Myself I am not concerned with the ARC-5 as much as trying to develop guidelines for operating many of the tube items I have and use. Good examples are my BC-348 or HRO-RAS receivers because I use these radios on air at the home QTH for long range QSO, so I would prefer that they work along the lines of original design. If you have the pristine example of a radio that you feel is historically significant that's going to limit what you're willing to risk with it but for me the radios I have are going to be operated. It's like the vintage or antique car thing, many people own cars that are so expensive or unique that they don't dare drive them, but if I own a car you can be cretin that it will be out there on the road. Maybe that's why I prefer to get the radios that have been hacked or modified? But that is the reason for looking into how to get the maximum life from tubes that in many cases are over fifty years old.

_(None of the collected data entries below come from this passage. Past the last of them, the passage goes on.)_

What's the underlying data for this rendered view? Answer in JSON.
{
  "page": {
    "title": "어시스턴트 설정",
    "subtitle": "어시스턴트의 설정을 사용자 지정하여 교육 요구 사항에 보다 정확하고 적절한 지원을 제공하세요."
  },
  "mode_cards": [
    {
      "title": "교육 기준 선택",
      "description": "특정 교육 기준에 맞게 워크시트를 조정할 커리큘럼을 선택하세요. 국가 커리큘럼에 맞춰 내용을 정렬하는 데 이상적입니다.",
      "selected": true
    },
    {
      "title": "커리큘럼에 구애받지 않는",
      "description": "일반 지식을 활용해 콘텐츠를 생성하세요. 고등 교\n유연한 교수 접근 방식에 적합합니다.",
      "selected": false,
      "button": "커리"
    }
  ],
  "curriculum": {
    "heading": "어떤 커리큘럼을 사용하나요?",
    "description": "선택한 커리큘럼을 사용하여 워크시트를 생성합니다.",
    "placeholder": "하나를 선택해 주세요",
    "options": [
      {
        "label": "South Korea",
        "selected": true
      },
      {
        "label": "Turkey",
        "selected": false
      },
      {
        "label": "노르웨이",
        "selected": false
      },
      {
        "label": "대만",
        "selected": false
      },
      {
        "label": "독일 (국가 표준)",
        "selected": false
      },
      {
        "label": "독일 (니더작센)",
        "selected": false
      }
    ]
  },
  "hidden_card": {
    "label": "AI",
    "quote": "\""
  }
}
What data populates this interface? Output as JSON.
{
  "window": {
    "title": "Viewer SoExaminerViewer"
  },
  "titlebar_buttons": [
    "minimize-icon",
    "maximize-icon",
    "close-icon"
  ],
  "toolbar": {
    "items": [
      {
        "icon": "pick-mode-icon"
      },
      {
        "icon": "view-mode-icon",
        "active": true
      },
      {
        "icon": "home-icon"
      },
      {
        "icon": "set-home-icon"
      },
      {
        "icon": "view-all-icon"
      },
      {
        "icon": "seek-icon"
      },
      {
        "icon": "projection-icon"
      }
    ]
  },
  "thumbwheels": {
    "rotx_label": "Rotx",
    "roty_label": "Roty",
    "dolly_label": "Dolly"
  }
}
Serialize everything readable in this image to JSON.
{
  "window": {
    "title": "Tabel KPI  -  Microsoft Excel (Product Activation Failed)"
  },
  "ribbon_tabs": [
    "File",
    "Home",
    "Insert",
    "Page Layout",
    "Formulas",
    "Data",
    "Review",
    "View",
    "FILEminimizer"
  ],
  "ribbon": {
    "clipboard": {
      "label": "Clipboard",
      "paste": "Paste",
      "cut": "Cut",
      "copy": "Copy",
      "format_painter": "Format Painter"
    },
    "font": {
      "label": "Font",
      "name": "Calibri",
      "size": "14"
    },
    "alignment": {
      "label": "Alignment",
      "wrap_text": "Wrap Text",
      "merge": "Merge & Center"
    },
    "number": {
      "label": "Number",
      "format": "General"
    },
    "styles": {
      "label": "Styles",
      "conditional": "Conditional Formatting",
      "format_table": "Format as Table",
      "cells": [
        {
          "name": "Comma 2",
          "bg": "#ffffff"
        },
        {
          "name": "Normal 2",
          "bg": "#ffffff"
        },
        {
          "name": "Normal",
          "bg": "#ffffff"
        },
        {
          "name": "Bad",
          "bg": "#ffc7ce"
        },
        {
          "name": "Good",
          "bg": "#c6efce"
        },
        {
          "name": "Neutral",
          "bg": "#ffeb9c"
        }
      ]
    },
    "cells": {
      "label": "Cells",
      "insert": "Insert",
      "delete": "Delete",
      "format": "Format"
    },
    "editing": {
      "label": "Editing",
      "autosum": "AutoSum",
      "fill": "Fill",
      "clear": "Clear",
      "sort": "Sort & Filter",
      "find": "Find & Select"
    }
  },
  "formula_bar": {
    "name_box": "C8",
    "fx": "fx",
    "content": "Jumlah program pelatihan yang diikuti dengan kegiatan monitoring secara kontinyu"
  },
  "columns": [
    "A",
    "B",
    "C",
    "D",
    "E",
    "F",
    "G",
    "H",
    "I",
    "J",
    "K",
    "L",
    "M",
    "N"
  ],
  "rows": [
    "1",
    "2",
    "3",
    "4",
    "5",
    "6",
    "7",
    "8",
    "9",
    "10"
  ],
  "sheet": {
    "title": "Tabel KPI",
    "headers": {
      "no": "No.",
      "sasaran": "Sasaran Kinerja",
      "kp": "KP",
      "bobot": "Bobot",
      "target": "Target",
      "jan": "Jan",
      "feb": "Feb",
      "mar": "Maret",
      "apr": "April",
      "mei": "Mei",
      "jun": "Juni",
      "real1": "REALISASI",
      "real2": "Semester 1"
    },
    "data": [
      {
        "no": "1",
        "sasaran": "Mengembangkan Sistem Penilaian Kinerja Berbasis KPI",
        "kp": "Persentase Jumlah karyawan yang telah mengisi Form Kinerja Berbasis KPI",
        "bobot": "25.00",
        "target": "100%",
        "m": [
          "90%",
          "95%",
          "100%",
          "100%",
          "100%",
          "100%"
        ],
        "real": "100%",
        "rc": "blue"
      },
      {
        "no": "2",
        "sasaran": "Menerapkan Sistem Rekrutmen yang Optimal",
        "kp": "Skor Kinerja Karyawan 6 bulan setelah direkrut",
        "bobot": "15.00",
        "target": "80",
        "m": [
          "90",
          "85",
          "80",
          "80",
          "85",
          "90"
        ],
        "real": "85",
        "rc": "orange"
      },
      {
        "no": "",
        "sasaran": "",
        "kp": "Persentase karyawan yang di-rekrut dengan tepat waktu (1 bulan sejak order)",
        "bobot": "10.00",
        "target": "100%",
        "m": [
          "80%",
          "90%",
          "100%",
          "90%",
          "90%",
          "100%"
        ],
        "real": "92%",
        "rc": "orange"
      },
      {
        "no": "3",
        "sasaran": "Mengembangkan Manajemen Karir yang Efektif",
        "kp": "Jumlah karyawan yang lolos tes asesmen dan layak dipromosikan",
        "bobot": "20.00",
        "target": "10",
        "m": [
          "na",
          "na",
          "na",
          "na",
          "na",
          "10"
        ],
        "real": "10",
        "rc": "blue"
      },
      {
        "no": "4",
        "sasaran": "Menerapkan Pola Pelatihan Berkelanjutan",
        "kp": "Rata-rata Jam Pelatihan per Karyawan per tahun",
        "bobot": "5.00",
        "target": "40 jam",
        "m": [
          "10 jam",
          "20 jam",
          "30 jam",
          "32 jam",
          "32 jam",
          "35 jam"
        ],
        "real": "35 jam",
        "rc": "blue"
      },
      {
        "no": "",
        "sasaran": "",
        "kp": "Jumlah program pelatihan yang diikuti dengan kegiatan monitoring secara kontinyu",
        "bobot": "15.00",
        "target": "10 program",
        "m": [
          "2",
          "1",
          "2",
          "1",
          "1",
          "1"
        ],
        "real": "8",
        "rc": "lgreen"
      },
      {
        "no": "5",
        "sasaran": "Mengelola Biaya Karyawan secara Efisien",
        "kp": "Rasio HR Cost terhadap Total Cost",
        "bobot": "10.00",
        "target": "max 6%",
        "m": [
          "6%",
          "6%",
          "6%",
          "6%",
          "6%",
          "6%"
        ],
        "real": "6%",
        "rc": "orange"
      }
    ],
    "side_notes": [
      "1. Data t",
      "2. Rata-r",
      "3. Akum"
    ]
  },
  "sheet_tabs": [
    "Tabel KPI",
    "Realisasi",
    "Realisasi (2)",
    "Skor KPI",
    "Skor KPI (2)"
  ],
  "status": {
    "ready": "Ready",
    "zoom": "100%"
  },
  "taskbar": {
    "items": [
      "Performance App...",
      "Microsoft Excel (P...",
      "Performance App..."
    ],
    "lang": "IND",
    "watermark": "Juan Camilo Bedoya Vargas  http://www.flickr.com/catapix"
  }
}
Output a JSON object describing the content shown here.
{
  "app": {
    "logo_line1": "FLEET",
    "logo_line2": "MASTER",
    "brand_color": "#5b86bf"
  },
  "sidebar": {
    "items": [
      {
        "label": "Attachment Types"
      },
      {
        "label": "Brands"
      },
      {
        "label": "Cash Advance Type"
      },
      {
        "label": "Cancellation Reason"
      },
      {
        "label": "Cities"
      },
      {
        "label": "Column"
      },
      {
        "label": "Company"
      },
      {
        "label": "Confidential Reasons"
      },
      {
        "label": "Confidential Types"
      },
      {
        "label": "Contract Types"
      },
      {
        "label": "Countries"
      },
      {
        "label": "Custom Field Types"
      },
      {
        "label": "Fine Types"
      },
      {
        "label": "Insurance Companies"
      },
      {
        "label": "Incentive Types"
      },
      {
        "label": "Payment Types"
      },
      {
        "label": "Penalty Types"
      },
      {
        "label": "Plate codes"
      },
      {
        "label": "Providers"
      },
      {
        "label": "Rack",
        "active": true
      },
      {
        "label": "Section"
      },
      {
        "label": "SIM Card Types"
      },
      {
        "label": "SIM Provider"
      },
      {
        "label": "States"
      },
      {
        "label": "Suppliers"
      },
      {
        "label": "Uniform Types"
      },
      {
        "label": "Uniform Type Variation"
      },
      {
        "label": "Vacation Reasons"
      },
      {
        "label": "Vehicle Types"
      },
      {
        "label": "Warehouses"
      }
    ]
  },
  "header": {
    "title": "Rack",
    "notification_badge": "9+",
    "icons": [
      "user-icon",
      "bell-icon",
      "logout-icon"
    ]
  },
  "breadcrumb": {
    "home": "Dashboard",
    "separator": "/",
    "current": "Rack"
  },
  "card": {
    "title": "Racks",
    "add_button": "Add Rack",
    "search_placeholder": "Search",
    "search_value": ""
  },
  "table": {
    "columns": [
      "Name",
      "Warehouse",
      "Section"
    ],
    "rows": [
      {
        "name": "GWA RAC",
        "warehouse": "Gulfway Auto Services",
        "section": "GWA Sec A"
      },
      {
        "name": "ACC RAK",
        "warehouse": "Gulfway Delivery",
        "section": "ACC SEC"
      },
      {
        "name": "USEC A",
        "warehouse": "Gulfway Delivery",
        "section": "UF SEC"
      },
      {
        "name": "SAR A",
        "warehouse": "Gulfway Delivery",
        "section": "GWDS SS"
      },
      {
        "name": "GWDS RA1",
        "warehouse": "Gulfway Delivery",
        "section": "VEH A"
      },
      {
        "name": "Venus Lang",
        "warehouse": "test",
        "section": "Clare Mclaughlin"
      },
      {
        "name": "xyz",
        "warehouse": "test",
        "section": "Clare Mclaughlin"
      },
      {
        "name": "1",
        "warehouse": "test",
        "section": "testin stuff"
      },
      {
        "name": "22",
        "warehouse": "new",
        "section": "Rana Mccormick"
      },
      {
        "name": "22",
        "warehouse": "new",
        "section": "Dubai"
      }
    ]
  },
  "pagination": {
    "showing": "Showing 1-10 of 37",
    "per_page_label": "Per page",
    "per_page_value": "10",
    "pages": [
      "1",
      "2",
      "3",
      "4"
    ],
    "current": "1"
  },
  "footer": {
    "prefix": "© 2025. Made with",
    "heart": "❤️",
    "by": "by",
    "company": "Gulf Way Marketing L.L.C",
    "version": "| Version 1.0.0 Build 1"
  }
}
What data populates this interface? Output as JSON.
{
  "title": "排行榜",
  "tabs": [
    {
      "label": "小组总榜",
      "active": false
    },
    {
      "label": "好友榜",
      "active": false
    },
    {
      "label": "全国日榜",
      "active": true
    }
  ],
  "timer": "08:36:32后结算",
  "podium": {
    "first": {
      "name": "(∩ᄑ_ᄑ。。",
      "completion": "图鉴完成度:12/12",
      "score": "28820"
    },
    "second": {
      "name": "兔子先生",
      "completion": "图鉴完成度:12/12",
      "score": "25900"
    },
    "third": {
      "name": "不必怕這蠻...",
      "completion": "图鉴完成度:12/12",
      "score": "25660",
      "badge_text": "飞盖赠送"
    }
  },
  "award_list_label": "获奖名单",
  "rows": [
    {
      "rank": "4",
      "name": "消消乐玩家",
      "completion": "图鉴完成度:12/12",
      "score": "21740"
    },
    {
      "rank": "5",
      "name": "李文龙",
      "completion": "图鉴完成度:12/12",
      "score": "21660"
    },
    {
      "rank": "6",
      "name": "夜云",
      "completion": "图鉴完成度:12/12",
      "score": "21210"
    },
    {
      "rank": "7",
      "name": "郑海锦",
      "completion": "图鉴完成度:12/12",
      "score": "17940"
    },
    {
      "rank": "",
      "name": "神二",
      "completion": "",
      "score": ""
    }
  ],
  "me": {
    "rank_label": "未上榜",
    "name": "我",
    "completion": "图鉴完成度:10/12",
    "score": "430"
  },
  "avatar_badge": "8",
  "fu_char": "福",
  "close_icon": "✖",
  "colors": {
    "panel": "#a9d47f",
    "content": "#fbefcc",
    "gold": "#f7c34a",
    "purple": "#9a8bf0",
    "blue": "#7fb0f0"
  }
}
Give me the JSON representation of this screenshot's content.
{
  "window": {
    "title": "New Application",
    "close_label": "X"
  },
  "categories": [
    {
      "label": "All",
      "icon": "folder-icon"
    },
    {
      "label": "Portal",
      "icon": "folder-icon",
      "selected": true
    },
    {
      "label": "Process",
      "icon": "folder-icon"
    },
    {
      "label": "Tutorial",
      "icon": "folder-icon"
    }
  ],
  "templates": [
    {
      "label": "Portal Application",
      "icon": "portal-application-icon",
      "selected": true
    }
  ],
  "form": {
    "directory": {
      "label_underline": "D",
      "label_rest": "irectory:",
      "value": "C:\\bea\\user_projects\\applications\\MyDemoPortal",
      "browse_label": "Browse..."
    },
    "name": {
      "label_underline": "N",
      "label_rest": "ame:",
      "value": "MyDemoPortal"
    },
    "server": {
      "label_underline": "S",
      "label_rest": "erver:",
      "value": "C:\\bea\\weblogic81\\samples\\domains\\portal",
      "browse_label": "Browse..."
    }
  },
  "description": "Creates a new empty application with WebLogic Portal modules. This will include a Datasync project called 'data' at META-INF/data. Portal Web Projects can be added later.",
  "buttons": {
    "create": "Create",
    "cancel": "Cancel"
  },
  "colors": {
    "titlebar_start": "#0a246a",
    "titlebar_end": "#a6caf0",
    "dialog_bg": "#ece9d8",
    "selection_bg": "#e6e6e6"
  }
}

A interesting side note to all this is that I have found of the primary tube radios that I am using in the shack that include the BC-348, HRO/RAS, ARC-38 and although it has no military significance my RCA-BTA1 160 meter transmitter that the military radios are very good on operating the tubes well within their envelope and with my limited use the tubes last forever. The broadcast transmitter if ran at full power will eat 807 and 833 tubes at least once a year and most Ham transmitters with tubes appear to always be in need of output tubes but the military stuff almost never needs new tubes. But for reasons that I cannot explain I become obsessed with obtaining spare tubes, and in many cases spare radios to support the things that I am using. Think I have enough spare tubes to last for at least the next fifty years.